Texto del Salmo 147 (versículos clave)

Cuán bueno es cantar salmos a nuestro Dios; porque suave y hermosa es la alabanza. […] Él sana a los quebrantados de corazón, y venda sus heridas. Él cuenta el número de las estrellas; a todas ellas llama por sus nombres. Grande es el Señor nuestro, y mucho es su poder; y su entendimiento es infinito. […] Se complace Jehová en los que le temen, y en los que esperan en su misericordia.

Significado del Salmo 147

Lo cósmico y lo íntimo (vv. 3-5)

Aquí está el corazón del salmo, en dos versículos que se tocan: “sana a los quebrantados de corazón… cuenta el número de las estrellas; a todas llama por sus nombres.” El mismo Dios que conoce cada estrella del universo por su nombre conoce y venda cada herida de tu corazón. Su grandeza no lo hace distante; su poder infinito está al servicio de su ternura. “Su entendimiento es infinito” — nada de vos se le escapa.

Vendar heridas (v. 3)

La imagen es la de un médico que “venda las heridas” con cuidado. Dios no solo cura desde lejos — se inclina, atiende, envuelve la herida. El corazón roto es objeto de su atención especializada.

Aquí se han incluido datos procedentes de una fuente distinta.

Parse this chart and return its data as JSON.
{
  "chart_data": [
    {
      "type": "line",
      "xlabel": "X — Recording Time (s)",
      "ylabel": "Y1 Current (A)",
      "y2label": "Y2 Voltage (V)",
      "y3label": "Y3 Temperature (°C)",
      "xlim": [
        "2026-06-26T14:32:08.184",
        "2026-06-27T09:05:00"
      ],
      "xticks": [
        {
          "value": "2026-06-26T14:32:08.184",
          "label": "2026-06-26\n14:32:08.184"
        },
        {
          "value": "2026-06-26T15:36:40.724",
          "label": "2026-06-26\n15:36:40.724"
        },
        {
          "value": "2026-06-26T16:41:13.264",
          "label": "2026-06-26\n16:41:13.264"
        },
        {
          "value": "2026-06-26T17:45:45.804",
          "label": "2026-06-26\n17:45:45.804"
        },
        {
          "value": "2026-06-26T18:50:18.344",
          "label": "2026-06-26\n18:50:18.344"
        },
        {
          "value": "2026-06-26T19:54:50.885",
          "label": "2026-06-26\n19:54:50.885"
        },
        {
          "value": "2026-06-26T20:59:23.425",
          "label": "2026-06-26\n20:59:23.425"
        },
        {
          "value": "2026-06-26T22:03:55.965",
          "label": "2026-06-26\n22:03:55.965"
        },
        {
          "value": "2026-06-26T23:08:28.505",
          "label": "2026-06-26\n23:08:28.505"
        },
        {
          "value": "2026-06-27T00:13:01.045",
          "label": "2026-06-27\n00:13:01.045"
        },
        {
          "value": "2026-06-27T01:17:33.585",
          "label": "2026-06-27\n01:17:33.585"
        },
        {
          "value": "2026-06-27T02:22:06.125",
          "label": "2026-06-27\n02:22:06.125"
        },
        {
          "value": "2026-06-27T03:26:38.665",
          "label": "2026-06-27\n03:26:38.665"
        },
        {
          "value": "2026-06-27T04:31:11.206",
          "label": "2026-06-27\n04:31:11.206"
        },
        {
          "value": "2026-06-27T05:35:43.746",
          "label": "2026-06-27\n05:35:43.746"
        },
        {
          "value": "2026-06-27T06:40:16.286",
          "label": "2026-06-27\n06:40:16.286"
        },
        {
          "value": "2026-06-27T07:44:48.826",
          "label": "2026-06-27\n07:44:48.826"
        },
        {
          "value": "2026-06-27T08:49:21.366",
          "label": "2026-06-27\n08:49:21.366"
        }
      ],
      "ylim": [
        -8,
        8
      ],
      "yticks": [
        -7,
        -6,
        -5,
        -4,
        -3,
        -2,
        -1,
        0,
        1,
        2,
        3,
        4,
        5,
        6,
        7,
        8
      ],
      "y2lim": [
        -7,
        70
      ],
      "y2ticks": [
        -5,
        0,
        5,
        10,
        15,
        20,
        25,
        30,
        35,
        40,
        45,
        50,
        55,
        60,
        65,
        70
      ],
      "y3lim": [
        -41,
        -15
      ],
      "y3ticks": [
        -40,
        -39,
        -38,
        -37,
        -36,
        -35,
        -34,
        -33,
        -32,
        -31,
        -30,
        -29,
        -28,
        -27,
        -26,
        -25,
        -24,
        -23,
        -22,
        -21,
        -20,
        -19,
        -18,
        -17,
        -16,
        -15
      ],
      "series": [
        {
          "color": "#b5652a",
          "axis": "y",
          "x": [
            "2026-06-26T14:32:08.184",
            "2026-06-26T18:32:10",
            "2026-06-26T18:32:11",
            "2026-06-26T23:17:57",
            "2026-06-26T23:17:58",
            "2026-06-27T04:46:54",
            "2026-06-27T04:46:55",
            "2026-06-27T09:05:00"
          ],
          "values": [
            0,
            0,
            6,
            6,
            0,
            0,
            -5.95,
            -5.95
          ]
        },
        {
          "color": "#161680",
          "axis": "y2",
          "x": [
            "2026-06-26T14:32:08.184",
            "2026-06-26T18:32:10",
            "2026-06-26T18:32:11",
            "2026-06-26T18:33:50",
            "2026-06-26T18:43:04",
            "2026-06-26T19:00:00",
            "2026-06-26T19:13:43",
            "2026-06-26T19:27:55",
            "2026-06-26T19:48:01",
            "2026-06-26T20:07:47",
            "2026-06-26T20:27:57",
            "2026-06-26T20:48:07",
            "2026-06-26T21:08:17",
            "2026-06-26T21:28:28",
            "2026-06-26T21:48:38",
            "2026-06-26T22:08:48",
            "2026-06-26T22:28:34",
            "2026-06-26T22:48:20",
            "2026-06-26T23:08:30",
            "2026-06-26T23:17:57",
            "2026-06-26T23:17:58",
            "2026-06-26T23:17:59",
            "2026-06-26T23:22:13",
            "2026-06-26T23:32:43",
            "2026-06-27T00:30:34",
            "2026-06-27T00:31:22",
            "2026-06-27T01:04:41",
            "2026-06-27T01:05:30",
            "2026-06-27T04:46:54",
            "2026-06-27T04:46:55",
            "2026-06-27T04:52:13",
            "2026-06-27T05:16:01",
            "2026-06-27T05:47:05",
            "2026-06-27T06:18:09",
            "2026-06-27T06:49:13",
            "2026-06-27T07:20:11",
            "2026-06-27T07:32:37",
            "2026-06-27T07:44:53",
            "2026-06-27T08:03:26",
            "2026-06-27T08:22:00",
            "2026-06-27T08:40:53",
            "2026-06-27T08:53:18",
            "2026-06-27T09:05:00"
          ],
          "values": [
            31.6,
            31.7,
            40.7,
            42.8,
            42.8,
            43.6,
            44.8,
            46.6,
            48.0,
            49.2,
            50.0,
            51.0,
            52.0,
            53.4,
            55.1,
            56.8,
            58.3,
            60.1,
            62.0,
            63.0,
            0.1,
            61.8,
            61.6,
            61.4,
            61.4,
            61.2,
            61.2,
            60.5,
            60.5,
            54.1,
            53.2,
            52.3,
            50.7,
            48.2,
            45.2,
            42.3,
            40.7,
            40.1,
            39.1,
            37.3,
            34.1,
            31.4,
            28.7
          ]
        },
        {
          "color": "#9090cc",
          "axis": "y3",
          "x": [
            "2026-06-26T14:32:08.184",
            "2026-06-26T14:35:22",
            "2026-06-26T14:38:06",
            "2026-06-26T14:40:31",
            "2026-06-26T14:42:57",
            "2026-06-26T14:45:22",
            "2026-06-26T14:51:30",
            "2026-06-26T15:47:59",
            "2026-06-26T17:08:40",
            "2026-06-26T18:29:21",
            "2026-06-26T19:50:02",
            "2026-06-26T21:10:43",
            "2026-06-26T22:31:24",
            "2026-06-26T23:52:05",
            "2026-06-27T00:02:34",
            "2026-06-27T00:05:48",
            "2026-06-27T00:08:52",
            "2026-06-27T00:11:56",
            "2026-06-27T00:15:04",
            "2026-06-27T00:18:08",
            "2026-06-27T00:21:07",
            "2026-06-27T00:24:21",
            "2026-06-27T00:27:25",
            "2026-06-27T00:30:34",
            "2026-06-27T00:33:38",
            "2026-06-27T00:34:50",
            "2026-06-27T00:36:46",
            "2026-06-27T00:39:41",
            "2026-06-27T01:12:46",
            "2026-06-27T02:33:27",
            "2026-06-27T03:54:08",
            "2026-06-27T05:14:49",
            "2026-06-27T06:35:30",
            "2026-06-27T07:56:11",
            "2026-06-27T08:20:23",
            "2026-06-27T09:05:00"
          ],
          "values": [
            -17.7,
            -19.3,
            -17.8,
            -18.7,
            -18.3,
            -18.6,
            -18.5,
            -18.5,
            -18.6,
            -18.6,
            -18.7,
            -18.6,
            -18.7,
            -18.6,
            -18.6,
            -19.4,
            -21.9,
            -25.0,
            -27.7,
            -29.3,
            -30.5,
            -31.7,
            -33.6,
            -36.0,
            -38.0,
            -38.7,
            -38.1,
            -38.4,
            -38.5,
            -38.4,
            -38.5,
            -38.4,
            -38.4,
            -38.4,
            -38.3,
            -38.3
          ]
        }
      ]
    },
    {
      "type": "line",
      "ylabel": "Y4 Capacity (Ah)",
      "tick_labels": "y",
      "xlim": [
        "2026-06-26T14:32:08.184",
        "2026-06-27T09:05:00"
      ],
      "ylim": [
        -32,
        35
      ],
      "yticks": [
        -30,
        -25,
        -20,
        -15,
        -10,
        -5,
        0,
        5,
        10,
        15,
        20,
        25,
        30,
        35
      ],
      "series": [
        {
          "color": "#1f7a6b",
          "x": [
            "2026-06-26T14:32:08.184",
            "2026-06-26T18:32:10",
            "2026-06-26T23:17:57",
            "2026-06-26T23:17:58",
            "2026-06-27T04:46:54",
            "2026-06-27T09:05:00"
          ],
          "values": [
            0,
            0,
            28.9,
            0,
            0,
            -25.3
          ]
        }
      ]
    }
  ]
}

Lo que agrada a Dios (v. 11)

¿Qué busca este Dios inmenso? No los grandes ni los fuertes: “se complace… en los que esperan en su misericordia.” Lo que alegra a Dios es un corazón que confía en su amor. No hace falta ser impresionante para agradarle — basta con esperar en Él.

Mensaje para hoy

Si tu corazón está roto —por una pérdida, una traición, un dolor que nadie ve— el Salmo 147 es tu salmo. El Dios que sostiene las galaxias y llama a cada estrella por su nombre se inclina para vendar tu herida. Nada en vos es demasiado pequeño para su atención, ni demasiado roto para su sanidad. Su entendimiento es infinito, y su ternura también.

Oración basada en el Salmo 147

Señor, tú cuentas las estrellas y las llamas por su nombre, y al mismo tiempo sanas a los quebrantados de corazón. Inclínate sobre mis heridas y véndalas. Gracias porque te complaces en los que esperan en tu misericordia. En ti espero. Amén.